Verhoeyen M, Milstein C, Winter G
Medical Research Council Laboratory of Molecular Biology, Cambridge, England.
Science. 1988 Mar 25;239(4847):1534-6. doi: 10.1126/science.2451287.
The production of therapeutic human monoclonal antibodies by hybridoma technology has proved difficult, and this has prompted the "humanizing" of mouse monoclonal antibodies by recombinant DNA techniques. It was shown previously that the binding site for a small hapten could be grafted from the heavy-chain variable domain of a mouse antibody to that of a human myeloma protein by transplanting the hypervariable loops. It is now shown that a large binding site for a protein antigen (lysozyme) can also be transplanted from mouse to human heavy chain.
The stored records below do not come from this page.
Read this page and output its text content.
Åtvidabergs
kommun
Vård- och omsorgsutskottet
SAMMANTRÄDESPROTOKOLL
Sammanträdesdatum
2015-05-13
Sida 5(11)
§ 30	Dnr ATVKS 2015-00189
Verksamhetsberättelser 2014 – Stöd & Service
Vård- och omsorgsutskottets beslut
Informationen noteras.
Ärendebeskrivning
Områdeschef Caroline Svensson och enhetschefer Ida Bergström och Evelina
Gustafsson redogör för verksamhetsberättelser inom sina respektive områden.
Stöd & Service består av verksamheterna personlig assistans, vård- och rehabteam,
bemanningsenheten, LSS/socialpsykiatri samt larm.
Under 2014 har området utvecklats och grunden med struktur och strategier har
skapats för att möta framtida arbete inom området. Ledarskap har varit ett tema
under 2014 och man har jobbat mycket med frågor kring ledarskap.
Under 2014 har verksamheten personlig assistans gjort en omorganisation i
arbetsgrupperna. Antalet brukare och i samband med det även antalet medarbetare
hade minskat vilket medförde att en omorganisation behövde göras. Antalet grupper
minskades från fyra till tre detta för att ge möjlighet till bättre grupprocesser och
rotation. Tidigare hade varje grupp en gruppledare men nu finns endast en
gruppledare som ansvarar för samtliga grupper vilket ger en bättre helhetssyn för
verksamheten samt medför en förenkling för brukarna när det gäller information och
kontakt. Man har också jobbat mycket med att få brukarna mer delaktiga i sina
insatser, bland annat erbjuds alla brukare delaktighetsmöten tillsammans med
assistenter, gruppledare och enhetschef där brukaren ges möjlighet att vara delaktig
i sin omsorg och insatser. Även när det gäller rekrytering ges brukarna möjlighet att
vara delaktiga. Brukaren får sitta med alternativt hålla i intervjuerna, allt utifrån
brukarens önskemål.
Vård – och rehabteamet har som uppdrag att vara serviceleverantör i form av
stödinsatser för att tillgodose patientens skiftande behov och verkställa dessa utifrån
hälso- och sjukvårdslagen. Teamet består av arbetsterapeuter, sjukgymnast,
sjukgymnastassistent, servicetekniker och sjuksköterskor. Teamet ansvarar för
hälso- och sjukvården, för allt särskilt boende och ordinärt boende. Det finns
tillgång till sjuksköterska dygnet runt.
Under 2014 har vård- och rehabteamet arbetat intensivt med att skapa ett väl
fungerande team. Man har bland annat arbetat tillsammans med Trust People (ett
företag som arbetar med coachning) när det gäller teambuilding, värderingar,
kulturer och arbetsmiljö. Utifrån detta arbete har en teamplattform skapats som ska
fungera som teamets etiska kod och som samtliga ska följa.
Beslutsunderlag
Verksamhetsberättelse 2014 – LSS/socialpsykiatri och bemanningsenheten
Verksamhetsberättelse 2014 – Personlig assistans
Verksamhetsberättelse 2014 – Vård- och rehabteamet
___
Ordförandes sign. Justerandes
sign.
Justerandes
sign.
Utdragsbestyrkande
The success of such constructions may be facilitated by an induced-fit mechanism.
事实证明,利用杂交瘤技术生产治疗性人源单克隆抗体存在困难,这促使人们通过重组DNA技术对小鼠单克隆抗体进行“人源化”。此前研究表明,通过移植高变环,可将小鼠抗体重链可变结构域中的一个小分子半抗原结合位点嫁接到人骨髓瘤蛋白的相应位点上。现在有研究表明,蛋白质抗原(溶菌酶)的一个大结合位点也能从小鼠重链移植到人重链上。这种结构构建的成功可能得益于诱导契合机制。